As I mentioned in the last report, I had been writing tests to find the problems in SHFileOperation. All I knew was that in some situations it would end without fully writing some file, so I wrote tests moving, copying and deleting a folder structure, and comparing the copy with the original. I tried with empty files first, then with files of random sizes, then with really big files, and also with a lot of files of relatively small size. In all my tests, I never once found a file that didn’t appear to be correct. The folder names, folder contents, file sizes, file attributes, … everything matched.
Being unable to reproduce the issue, I started to wonder if it wouldn’t be best to follow Huw’s idea, which would have consisted on implementing the NT6 method for file operations. In Vista and up, there is an IFileOperation interface, which can be used in place of the SHFileOperation function, and support a much more flexible means of listing operations and assigning a dialog used to track them. Then, the SHFileOperation call could be rewritten as a wrapper to IFileOperation. This would provide the benefit of being ready for a future where ReactOS implements Vista+ user mode, while at the same time allowing a more structured (and, by extension, robust) implementation of the file operations.
So after confirming that Windows 2003 didn’t have a similar internal interface (it does not appear to use any objects at all in the implementation, as far as I could tell), I began looking into this interface and how my installation of Windows 7 uses it when calling SHFileOperation. This is when I realized that the CFileOperation object, which is the name of the class that implemented IFileOperation in Vista+, has some internal methods specifically designed to be used by SHFileOperation, instead of using the public interface. This kept me wondering which of the three options I should follow. The first option would have been to fix the existing SHFileOperation code, potentially running into problems in the future when trying to add progress dialogs to it. The second and third options would be to rewrite the file operations using the IFileOperation interface, but in the second, I’d make SHFileOperation a wrapper to IFileOperation, while in the third I’d follow Microsoft’s choice and add some internal methods to make the implementation simpler.
While I was weighting the options but before I had a chance to decide, Giannis messaged me and said I should drop this task for now, and focus on the bigger stability and reliability issues: leaks and crashes.
In this topic, we have two major issues unfixed: the menu leaks when navigating in the file browser windows, and the COM object leaks from shell menus such as the start menu. The former isn’t too big, but it does mean that after a few hundred navigations, the desktop heap will fill up and the win32k’s user32 module will not be able to allocate any more objects. The latter is worse.

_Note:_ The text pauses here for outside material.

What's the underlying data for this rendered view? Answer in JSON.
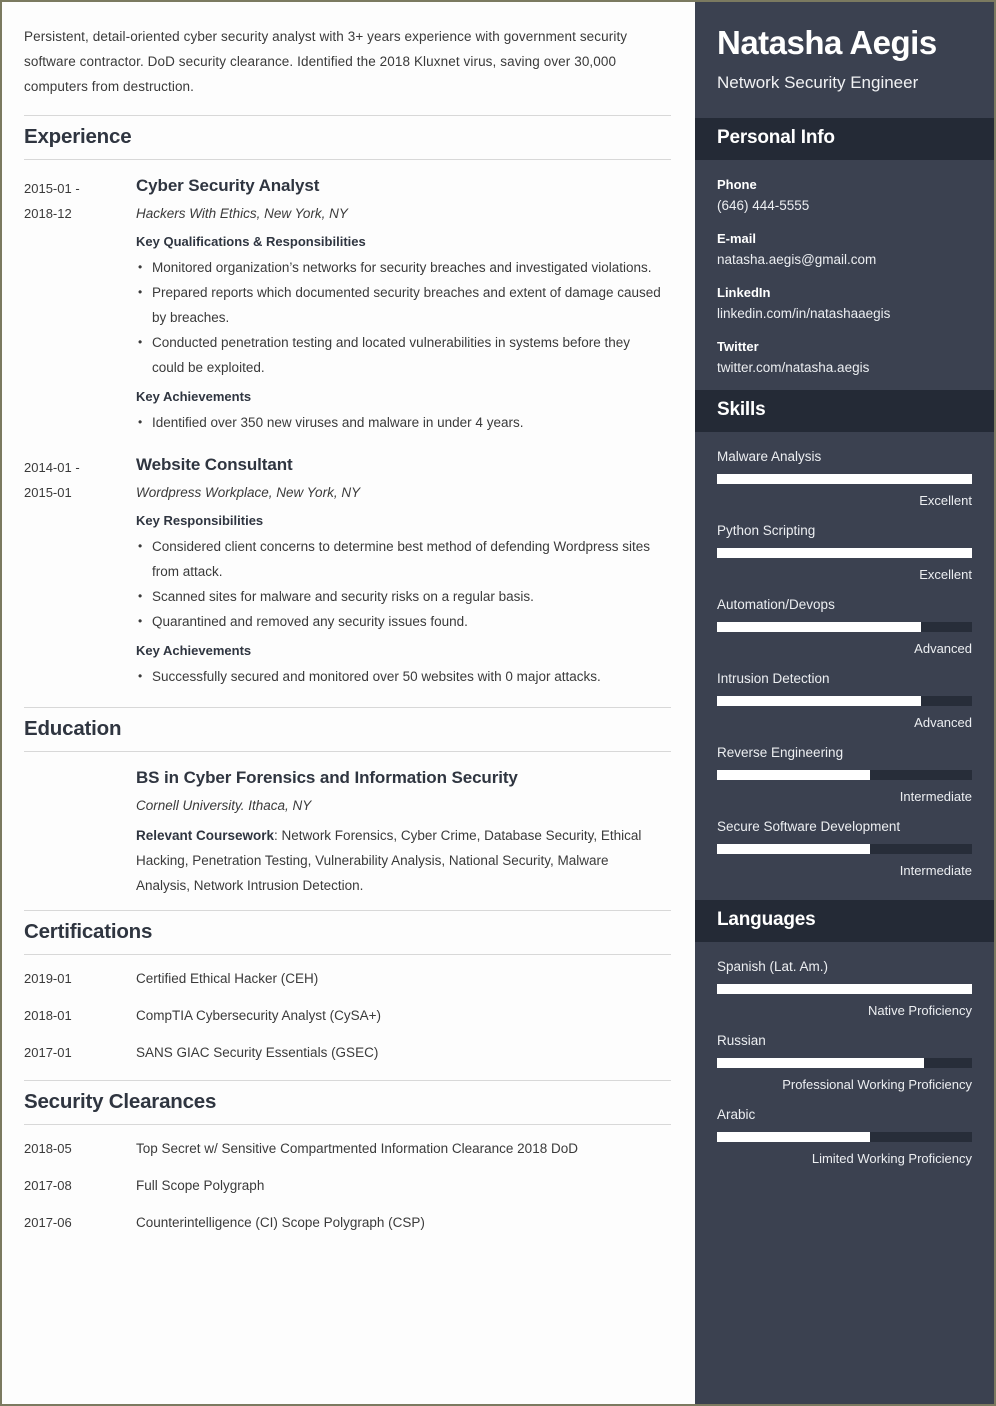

To understand this issue, you need to know that all COM objects have a reference counter. This counter is incremented when calling AddRef, and decremented when calling Release. Some methods such as QueryInterface or GetSite, will implicitly call AddRef for you, but they leave you the task of calling Release when you no longer need the object.
The shell menus are composed of their own hierarchy of objects. The outermost object is the CMenuDeskBar, which is the object that implements the outer window frame, and connects the menu with the parent (start button, menubar, or another menu band). Inside the deskbar, there is a CMenuSite, which interfaces between the deskbar and the content of the menu. Inside the menu site, there is a CMenuBand, which is a menu object used in both popup menus, and the menubar in explorer windows. Because the deskbar needs to know its child site, it has a reference to it, and such causes the site’s refcount to be incremented by 1. Similarly, the site needs to know the menu band, so it increments the menuband’s refcount by 1, to mark it as being used. But here comes the interesting part. In order to communicate with the parent deskbar, the menu band has to know its parent site, which in turn has to know its parent deskbar. This means that this group of objects has a double circular reference (deskbar<->site<->band). This is not such a bad thing on its own, and it happens often in COM object structures. But the important thing to notice is that unless there is a code path that tells the deskbar, the site, and/or the band to release their references, the loop is never going to break, and the reference counts are never going to reach 0, meaning the objects will never be destroyed. And yes, this implies all the system resources used by those objects (windows, toolbars, fonts and icons) are never being released.
As you can imagine, the lack of such a code path is a really bad problem, since the handle counters grow by nearly a dozen every time a shell menu pops up. The problem is, we don’t know what codepath is the one supposed to break the circle, and there isn’t any obvious function called “Destroy” or similar, so finding the right functions to call and the right place to call them will require some very long and boring debugging sessions. That’s why I always avoided the dreadful task, until now.
I have been
delay planning how to approach the issue, and starting on Monday I will have to get to it, one way or another, and fix both the menu leaks and the COM circular references.